Overall, the idea is for Unilever to work with its digital agencies the way it works with its creative agency relationships: a short list of shops which which the company works with on a more stable basis. Its lead creative agencies are WPP's Ogilvy and JWT, Interpublic Group of Cos.' McCann and Lowe, Omnicom Group's DDB and Publicis-backed Bartle Bogle Hegarty. "We've had relationships with them for decades," and within that, Mr. Weed said, is a "shared ambition."

Here's some additional thoughts from Ad Age's interview with Mr. Weed, as well as his onstage interview on the first day of the conference with MediaLink's Michael Kassan.

On lasting agency relationships: "At the end of the day I want to be where there's innovation, insight, and to do that you need to connect with a team of people. So I'm a believer in working with agencies for a very long time." To change an agency partner, "to me, is a last resort and everyone has failed if that's happened."

On the success of rival P&G's marketing of Old Spice: "I think competition is a great thing. You get better, and the consumer gets a better deal too." Mr. Weed said competition spurs on improvements in work and improvements in product. Wieden & Kennedy's work for Old Spice came after the brand was hurting from the success of Unilever's Axe brand. "The good news is Axe is big, strong and vibrant. Watch for this space, there is going to be some great work coming."

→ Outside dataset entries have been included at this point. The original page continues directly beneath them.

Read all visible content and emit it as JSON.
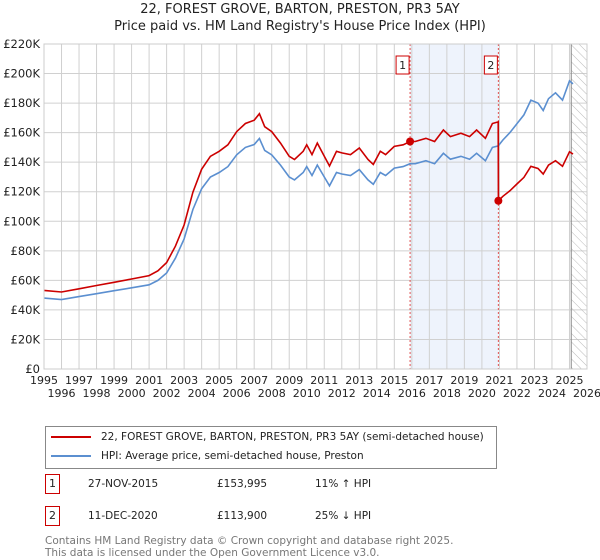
{
  "chart_data": {
    "type": "line",
    "title": "22, FOREST GROVE, BARTON, PRESTON, PR3 5AY",
    "subtitle": "Price paid vs. HM Land Registry's House Price Index (HPI)",
    "xlabel": "",
    "ylabel": "",
    "xlim": [
      1995,
      2026
    ],
    "ylim": [
      0,
      220000
    ],
    "x_ticks": [
      "1995",
      "1996",
      "1997",
      "1998",
      "1999",
      "2000",
      "2001",
      "2002",
      "2003",
      "2004",
      "2005",
      "2006",
      "2007",
      "2008",
      "2009",
      "2010",
      "2011",
      "2012",
      "2013",
      "2014",
      "2015",
      "2016",
      "2017",
      "2018",
      "2019",
      "2020",
      "2021",
      "2022",
      "2023",
      "2024",
      "2025",
      "2026"
    ],
    "y_ticks": [
      {
        "v": 0,
        "label": "£0"
      },
      {
        "v": 20000,
        "label": "£20K"
      },
      {
        "v": 40000,
        "label": "£40K"
      },
      {
        "v": 60000,
        "label": "£60K"
      },
      {
        "v": 80000,
        "label": "£80K"
      },
      {
        "v": 100000,
        "label": "£100K"
      },
      {
        "v": 120000,
        "label": "£120K"
      },
      {
        "v": 140000,
        "label": "£140K"
      },
      {
        "v": 160000,
        "label": "£160K"
      },
      {
        "v": 180000,
        "label": "£180K"
      },
      {
        "v": 200000,
        "label": "£200K"
      },
      {
        "v": 220000,
        "label": "£220K"
      }
    ],
    "grid": true,
    "forecast_from": 2025.1,
    "series": [
      {
        "name": "22, FOREST GROVE, BARTON, PRESTON, PR3 5AY (semi-detached house)",
        "color": "#cc0000",
        "x": [
          1995,
          1996,
          1997,
          1998,
          1999,
          2000,
          2001,
          2001.5,
          2002,
          2002.5,
          2003,
          2003.5,
          2004,
          2004.5,
          2005,
          2005.5,
          2006,
          2006.5,
          2007,
          2007.3,
          2007.6,
          2008,
          2008.5,
          2009,
          2009.3,
          2009.8,
          2010,
          2010.3,
          2010.6,
          2011,
          2011.3,
          2011.7,
          2012,
          2012.5,
          2013,
          2013.5,
          2013.8,
          2014.2,
          2014.5,
          2015,
          2015.5,
          2015.9,
          2016.2,
          2016.8,
          2017.3,
          2017.8,
          2018.2,
          2018.8,
          2019.3,
          2019.7,
          2020.2,
          2020.6,
          2020.93,
          2020.94,
          2021.2,
          2021.6,
          2022,
          2022.4,
          2022.8,
          2023.2,
          2023.5,
          2023.8,
          2024.2,
          2024.6,
          2025,
          2025.2
        ],
        "y": [
          53200,
          52100,
          54300,
          56500,
          58700,
          60900,
          63200,
          66500,
          72000,
          83100,
          97500,
          119700,
          135200,
          144000,
          147400,
          151800,
          160700,
          166200,
          168400,
          172800,
          164000,
          160700,
          152900,
          144000,
          141800,
          147400,
          151800,
          145100,
          152900,
          144000,
          137400,
          147400,
          146300,
          145100,
          149600,
          141800,
          138500,
          147400,
          145100,
          150700,
          151800,
          153995,
          154000,
          156200,
          154000,
          161800,
          157300,
          159600,
          157300,
          161800,
          156200,
          166200,
          167300,
          113900,
          116900,
          120600,
          125200,
          129700,
          137200,
          135700,
          132000,
          138000,
          141000,
          137200,
          147000,
          145500
        ]
      },
      {
        "name": "HPI: Average price, semi-detached house, Preston",
        "color": "#5b8fd0",
        "x": [
          1995,
          1996,
          1997,
          1998,
          1999,
          2000,
          2001,
          2001.5,
          2002,
          2002.5,
          2003,
          2003.5,
          2004,
          2004.5,
          2005,
          2005.5,
          2006,
          2006.5,
          2007,
          2007.3,
          2007.6,
          2008,
          2008.5,
          2009,
          2009.3,
          2009.8,
          2010,
          2010.3,
          2010.6,
          2011,
          2011.3,
          2011.7,
          2012,
          2012.5,
          2013,
          2013.5,
          2013.8,
          2014.2,
          2014.5,
          2015,
          2015.5,
          2015.9,
          2016.2,
          2016.8,
          2017.3,
          2017.8,
          2018.2,
          2018.8,
          2019.3,
          2019.7,
          2020.2,
          2020.6,
          2020.93,
          2021.2,
          2021.6,
          2022,
          2022.4,
          2022.8,
          2023.2,
          2023.5,
          2023.8,
          2024.2,
          2024.6,
          2025,
          2025.2
        ],
        "y": [
          48000,
          47000,
          49000,
          51000,
          53000,
          55000,
          57000,
          60000,
          65000,
          75000,
          88000,
          108000,
          122000,
          130000,
          133000,
          137000,
          145000,
          150000,
          152000,
          156000,
          148000,
          145000,
          138000,
          130000,
          128000,
          133000,
          137000,
          131000,
          138000,
          130000,
          124000,
          133000,
          132000,
          131000,
          135000,
          128000,
          125000,
          133000,
          131000,
          136000,
          137000,
          139000,
          139000,
          141000,
          139000,
          146000,
          142000,
          144000,
          142000,
          146000,
          141000,
          150000,
          151000,
          155000,
          160000,
          166000,
          172000,
          182000,
          180000,
          175000,
          183000,
          187000,
          182000,
          195000,
          193000
        ]
      }
    ],
    "sales": [
      {
        "id": "1",
        "date": "27-NOV-2015",
        "x": 2015.9,
        "price": "£153,995",
        "value": 153995,
        "hpi_diff": "11% ↑ HPI"
      },
      {
        "id": "2",
        "date": "11-DEC-2020",
        "x": 2020.94,
        "price": "£113,900",
        "value": 113900,
        "hpi_diff": "25% ↓ HPI"
      }
    ]
  },
  "footer": {
    "line1": "Contains HM Land Registry data © Crown copyright and database right 2025.",
    "line2": "This data is licensed under the Open Government Licence v3.0."
  }
}
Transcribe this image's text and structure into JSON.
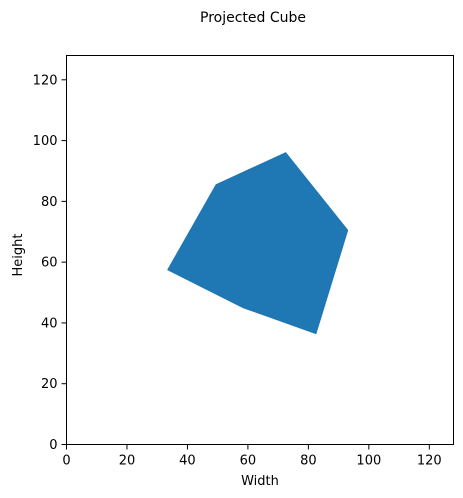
{
  "chart_data": {
    "type": "area",
    "title": "Projected Cube",
    "xlabel": "Width",
    "ylabel": "Height",
    "xlim": [
      0,
      128
    ],
    "ylim": [
      0,
      128
    ],
    "x_ticks": [
      0,
      20,
      40,
      60,
      80,
      100,
      120
    ],
    "y_ticks": [
      0,
      20,
      40,
      60,
      80,
      100,
      120
    ],
    "x_tick_labels": [
      "0",
      "20",
      "40",
      "60",
      "80",
      "100",
      "120"
    ],
    "y_tick_labels": [
      "0",
      "20",
      "40",
      "60",
      "80",
      "100",
      "120"
    ],
    "grid": false,
    "series": [
      {
        "color": "#1f77b4",
        "polygon": [
          [
            49.5,
            85.5
          ],
          [
            72.5,
            96.0
          ],
          [
            93.0,
            70.5
          ],
          [
            82.5,
            36.5
          ],
          [
            58.5,
            45.0
          ],
          [
            33.5,
            57.5
          ]
        ]
      }
    ]
  }
}
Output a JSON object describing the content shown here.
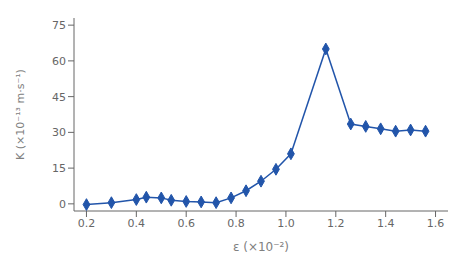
{
  "chart_data": {
    "type": "line",
    "x": [
      0.2,
      0.3,
      0.4,
      0.44,
      0.5,
      0.54,
      0.6,
      0.66,
      0.72,
      0.78,
      0.84,
      0.9,
      0.96,
      1.02,
      1.16,
      1.26,
      1.32,
      1.38,
      1.44,
      1.5,
      1.56
    ],
    "values": [
      -0.3,
      0.5,
      1.8,
      2.8,
      2.5,
      1.5,
      1.0,
      0.8,
      0.5,
      2.5,
      5.5,
      9.5,
      14.5,
      21.0,
      65.0,
      33.5,
      32.5,
      31.5,
      30.5,
      31.0,
      30.5
    ],
    "color": "#2255aa",
    "marker": "diamond",
    "xlim": [
      0.15,
      1.65
    ],
    "ylim": [
      -3,
      78
    ],
    "xticks": [
      0.2,
      0.4,
      0.6,
      0.8,
      {
        "value": 1.0,
        "label": "1.0"
      },
      1.2,
      1.4,
      1.6
    ],
    "yticks": [
      0,
      15,
      30,
      45,
      60,
      75
    ],
    "xlabel": "ε (×10⁻²)",
    "ylabel": "K (×10⁻¹³ m·s⁻¹)",
    "grid": false
  }
}
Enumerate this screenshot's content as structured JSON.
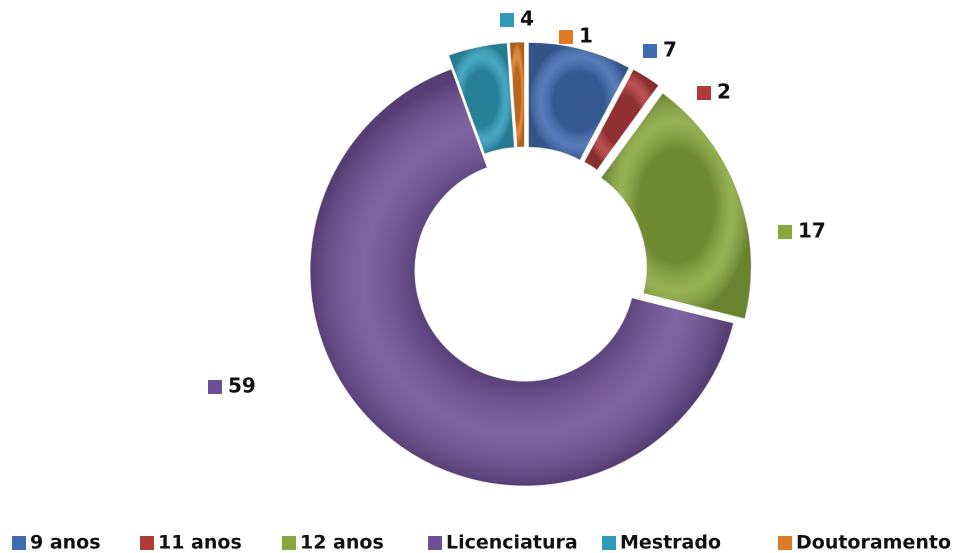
{
  "chart_data": {
    "type": "donut",
    "categories": [
      "9 anos",
      "11 anos",
      "12 anos",
      "Licenciatura",
      "Mestrado",
      "Doutoramento"
    ],
    "values": [
      7,
      2,
      17,
      59,
      4,
      1
    ],
    "colors": [
      "#3f6bb0",
      "#b03a3a",
      "#86a83c",
      "#6e4f96",
      "#2e9cb8",
      "#e07b25"
    ],
    "legend": "bottom"
  }
}
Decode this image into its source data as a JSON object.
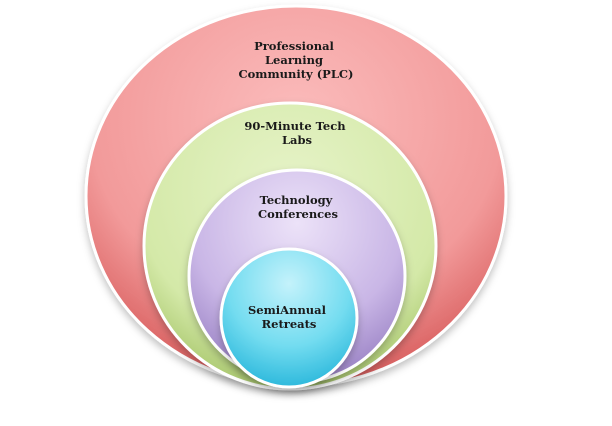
{
  "diagram": {
    "circles": [
      {
        "lines": [
          "Professional",
          "Learning",
          "Community (PLC)"
        ],
        "color": "#ee8080"
      },
      {
        "lines": [
          "90-Minute Tech",
          "Labs"
        ],
        "color": "#cfe6a0"
      },
      {
        "lines": [
          "Technology",
          "Conferences"
        ],
        "color": "#c3aee0"
      },
      {
        "lines": [
          "SemiAnnual",
          "Retreats"
        ],
        "color": "#56d4ec"
      }
    ]
  }
}
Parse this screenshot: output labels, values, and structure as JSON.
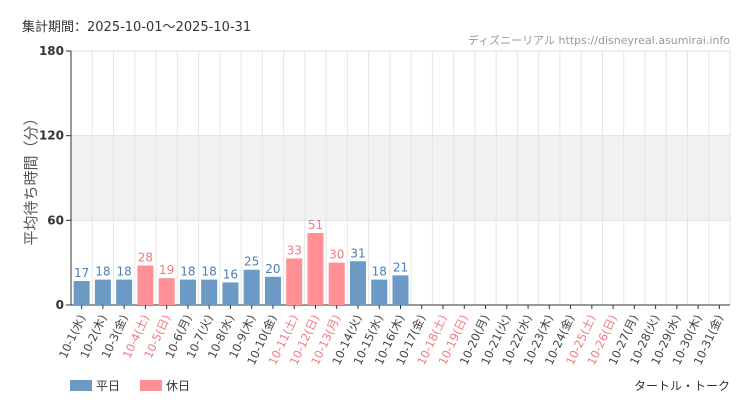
{
  "period": "集計期間：2025-10-01～2025-10-31",
  "credit": "ディズニーリアル https://disneyreal.asumirai.info",
  "attraction": "タートル・トーク",
  "chart_data": {
    "type": "bar",
    "ylabel": "平均待ち時間（分）",
    "ylim": [
      0,
      180
    ],
    "yticks": [
      "0",
      "60",
      "120",
      "180"
    ],
    "grid": true,
    "shaded_band": [
      60,
      120
    ],
    "legend_placement": "bottom-left",
    "categories": [
      "10-1(水)",
      "10-2(木)",
      "10-3(金)",
      "10-4(土)",
      "10-5(日)",
      "10-6(月)",
      "10-7(火)",
      "10-8(水)",
      "10-9(木)",
      "10-10(金)",
      "10-11(土)",
      "10-12(日)",
      "10-13(月)",
      "10-14(火)",
      "10-15(水)",
      "10-16(木)",
      "10-17(金)",
      "10-18(土)",
      "10-19(日)",
      "10-20(月)",
      "10-21(火)",
      "10-22(水)",
      "10-23(木)",
      "10-24(金)",
      "10-25(土)",
      "10-26(日)",
      "10-27(月)",
      "10-28(火)",
      "10-29(水)",
      "10-30(木)",
      "10-31(金)"
    ],
    "values": [
      17,
      18,
      18,
      28,
      19,
      18,
      18,
      16,
      25,
      20,
      33,
      51,
      30,
      31,
      18,
      21,
      null,
      null,
      null,
      null,
      null,
      null,
      null,
      null,
      null,
      null,
      null,
      null,
      null,
      null,
      null
    ],
    "holiday": [
      false,
      false,
      false,
      true,
      true,
      false,
      false,
      false,
      false,
      false,
      true,
      true,
      true,
      false,
      false,
      false,
      false,
      true,
      true,
      false,
      false,
      false,
      false,
      false,
      true,
      true,
      false,
      false,
      false,
      false,
      false
    ],
    "series": [
      {
        "name": "平日",
        "color": "#6b9ac4"
      },
      {
        "name": "休日",
        "color": "#ff9095"
      }
    ],
    "label_colors": {
      "weekday_value": "#4a7fb5",
      "holiday": "#f27a80",
      "weekday_tick": "#444444"
    }
  }
}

On why talent should be more passionate about the biz: Mr. Weed insisted it's the most exciting time to be in marketing, if you're willing to really embrace the changes and dive in. He compared it to boxing: "If you want to be a spectator and watch something fine, but you're not going to excel at it. ... The only way you're going to do it is to get in the ring and have a fight. You can change the way things are shaped by choices you make. ... I'm a great believer in getting out there and getting engaged." And, he added, "if you don't have aspirations to be great in advertising, and great in this field ... move on."

On procurement's bad rap: "I feel really sorry for these procurement guys. Is anyone in this room procurement?" [No one raised a hand]. "Amongst us, as the say, how do these guys get this reputation? They are sort of like bad car salesmen, a hated tribe. ... If you're in the advertising world you've got to blame the marketers, not the procurement people. I reckon they are hiding behind the procurement. It's [marketers'] fault, they're doing the nasty stuff." Mr. Weed added that while marketers want creativity and innovation, at the end of the day, it's still about business, which means balancing efficiency and effectiveness. The procurement functions shouldn't work counter to one another, but together -- with the marketing expert, not the procurement officer, as the lead. "To be clear, at Unilever, whether it's on a media project or whatever, it's the media expert leading or defining what we want," he said. "Once we define what we want, we'd like to get it as efficiently as possible."

On challenges Unilever faces: "The biggest issue is purely the complexity and fragmentation that's out there. ... The expression 'digital marketing' isn't very helpful. It's about as helpful as 'traditional.'" He noted that for Unilever, which he pointed out is the second-largest advertiser in the world, with a more than $3 billion marketing budget, it can be difficult to know sometimes what channels or technologies make the most sense to reach consumers. "The most challenging thing I see right now is the amount of choices out there." At the same time, fragmentation is making brands more important, he said. "You physically cannot get through the day without being bombarded with all of these messages, and the way you get through the day is by engaging with the brands you want. We're going to see more brands simplifying people's lives."

On the growth of mobile: Briefly touching upon why mobile is becoming a more viable marketing channel, Mr. Weed said it was largely because of sheer number of users in certain markets. "There are over 500 million mobile phones in India. There are more mobile phones in India than toilets. Half of South Asia is openly defecating. I'm sorry if you've just had your breakfast." That comment prompted another speaker of the day, Time Inc. Editor-at-Large Fareed Zakaria, to assure the audience that while growing up in Mumbai he did indeed have a toilet.